И захохотал, повалившись на диван. Потом поднялся и со шкодливой улыбочкой спросил:
– Какого я тебе мужика от сердца оторвал?
Я запустила в него коробочкой с моей любимой ленинградской тушью. Он еле увернулся. Тогда я схватила стоявшую посередине стола большую хрустальную пепельницу. Лекочка пулей выскочил из комнаты, а то бы я, честное слово, запустила ее в его дурную голову.
– Слушай, ты!.. – прошипела я ему вслед. – Если он хоть когда-нибудь узнает о том, что…
– Да ты что, чувиха? – Лекочка высунулся из-за двери. – Я и сам-то об этом не помню!
14
Когда я приехала, в гостиной толпилось человек двадцать.

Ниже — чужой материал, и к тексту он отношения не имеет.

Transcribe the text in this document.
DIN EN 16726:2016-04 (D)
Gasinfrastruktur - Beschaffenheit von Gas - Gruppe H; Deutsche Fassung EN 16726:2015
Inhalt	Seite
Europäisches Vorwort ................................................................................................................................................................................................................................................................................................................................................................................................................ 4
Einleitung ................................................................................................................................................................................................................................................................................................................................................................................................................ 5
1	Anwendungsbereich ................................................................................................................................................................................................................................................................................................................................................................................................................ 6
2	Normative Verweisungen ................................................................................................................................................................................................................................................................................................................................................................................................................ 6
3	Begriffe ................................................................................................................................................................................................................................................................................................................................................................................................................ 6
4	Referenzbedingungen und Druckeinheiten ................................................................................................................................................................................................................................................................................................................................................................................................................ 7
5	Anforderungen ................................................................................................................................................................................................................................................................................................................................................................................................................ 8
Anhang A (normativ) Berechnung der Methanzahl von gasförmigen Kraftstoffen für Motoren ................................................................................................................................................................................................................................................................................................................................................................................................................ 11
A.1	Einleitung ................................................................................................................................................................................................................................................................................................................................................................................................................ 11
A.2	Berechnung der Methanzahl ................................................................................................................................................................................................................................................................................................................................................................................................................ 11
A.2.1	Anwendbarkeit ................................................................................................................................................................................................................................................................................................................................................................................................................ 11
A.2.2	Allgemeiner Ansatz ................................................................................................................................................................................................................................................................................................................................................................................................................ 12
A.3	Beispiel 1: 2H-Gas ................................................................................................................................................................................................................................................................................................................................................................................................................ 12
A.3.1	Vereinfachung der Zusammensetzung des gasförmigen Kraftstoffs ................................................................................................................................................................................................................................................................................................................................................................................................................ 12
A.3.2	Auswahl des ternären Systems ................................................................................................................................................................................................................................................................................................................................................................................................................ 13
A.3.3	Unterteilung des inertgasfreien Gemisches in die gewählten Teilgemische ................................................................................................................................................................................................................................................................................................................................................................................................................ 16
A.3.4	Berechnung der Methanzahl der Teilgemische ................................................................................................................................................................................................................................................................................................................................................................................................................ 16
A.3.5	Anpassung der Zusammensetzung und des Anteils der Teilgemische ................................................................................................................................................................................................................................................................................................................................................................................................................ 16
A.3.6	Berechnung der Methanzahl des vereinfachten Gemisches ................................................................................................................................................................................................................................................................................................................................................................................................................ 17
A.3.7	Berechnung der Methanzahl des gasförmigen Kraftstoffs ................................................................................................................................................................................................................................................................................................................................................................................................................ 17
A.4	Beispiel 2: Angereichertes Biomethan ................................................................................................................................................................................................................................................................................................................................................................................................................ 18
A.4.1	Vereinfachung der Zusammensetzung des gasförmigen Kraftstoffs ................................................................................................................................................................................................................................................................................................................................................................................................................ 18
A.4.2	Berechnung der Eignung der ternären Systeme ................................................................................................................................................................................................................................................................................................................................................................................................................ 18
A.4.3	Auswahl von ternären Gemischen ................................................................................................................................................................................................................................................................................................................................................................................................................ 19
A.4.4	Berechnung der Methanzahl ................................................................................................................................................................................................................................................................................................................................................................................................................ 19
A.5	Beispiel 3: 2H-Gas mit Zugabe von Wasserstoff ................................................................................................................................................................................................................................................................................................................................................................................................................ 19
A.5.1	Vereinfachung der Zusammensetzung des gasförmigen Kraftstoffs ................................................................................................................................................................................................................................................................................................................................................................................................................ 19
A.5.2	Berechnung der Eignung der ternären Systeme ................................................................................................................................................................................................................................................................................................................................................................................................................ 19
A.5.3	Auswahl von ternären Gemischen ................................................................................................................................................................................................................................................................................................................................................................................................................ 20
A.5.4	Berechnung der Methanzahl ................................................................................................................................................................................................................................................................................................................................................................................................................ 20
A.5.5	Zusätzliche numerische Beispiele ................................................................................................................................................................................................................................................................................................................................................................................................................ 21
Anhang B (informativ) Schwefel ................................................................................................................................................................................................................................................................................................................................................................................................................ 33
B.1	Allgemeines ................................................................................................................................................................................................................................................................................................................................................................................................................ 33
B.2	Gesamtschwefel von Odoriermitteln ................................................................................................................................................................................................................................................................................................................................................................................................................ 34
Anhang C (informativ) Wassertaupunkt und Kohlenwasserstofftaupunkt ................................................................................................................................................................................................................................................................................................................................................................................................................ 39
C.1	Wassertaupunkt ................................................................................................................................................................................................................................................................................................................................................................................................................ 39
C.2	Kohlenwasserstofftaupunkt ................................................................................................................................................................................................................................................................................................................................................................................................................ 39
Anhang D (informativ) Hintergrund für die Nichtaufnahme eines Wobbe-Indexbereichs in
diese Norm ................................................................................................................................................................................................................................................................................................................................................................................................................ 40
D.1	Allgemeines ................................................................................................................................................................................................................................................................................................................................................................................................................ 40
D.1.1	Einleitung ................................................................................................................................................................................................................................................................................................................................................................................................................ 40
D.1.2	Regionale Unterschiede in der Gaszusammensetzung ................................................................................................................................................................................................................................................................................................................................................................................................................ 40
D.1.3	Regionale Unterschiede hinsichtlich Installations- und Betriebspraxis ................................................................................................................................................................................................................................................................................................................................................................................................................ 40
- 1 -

В углу сразу два официанта накрывали длиннющий стол, а в это время гости с бокалами в руках клубились возле камина, где на журнальных столиках была расставлена всевозможная выпивка и тарелки с маленькими бутербродами.
Кроме Автандила и актера Володи с Ксенией, я никого не знала. У всех гостей вид был приподнято-многозначительный, а у виновника торжества несколько растерянный и усталый. Повсюду стояли свежие цветы.
Игорь был в том же черном костюме. Здоровались мы на глазах у гостей и поэтому единственное, что он позволил себе, это поцеловать мне руку.
– Давай никому не будем говорить о нашем маленьком юбилее, а то это перестанет быть нашим личным праздником… – вполголоса сказал он.
– Конечно, – сказала я, не сдержав улыбки.
Я была совершенно счастлива. На левом лацкане его пиджака я разглядела крошечную, едва заметную дырочку… Он проследил за моим взглядом и прижал палец к губам, показав глазами в ту сторону, где недвижно, как сфинкс, стоял у дверей Василий.
В этот вечер Автандил произносил замысловатые тосты за новую науку космонавтику, за спутник, и при этом даже не смотрел в сторону хозяина дачи. Да и все остальные гости делали вид, что все сказанное к нему не относится. Только одна пергидрольная блондинка средних лет, одетая очень дорого и безвкусно, не выдержала всеобщего молчаливого заговора.
– За Игоря Алексеевича, выдающегося ученого, открывшего человечеству путь к звездам! – простодушно добавила она к тосту Автандила.
Среди гостей воцарилась неловкая тишина и все почему-то посмотрели на дверь, за которой совсем недавно скрылся Василий. Дама, очевидно, впервые была в этом доме, не знала его порядков и, ничего не подозревая, лихо хлопнула свою рюмку коньяку и стала как ни в чем ни бывало закусывать бутербродом с черной икрой. Толстенный мужчина начальственного вида, с которым эта дама пришла, наклонился к ней и что-то злобно прошептал ей в ухо. До всех отчетливо донеслось слово «дура».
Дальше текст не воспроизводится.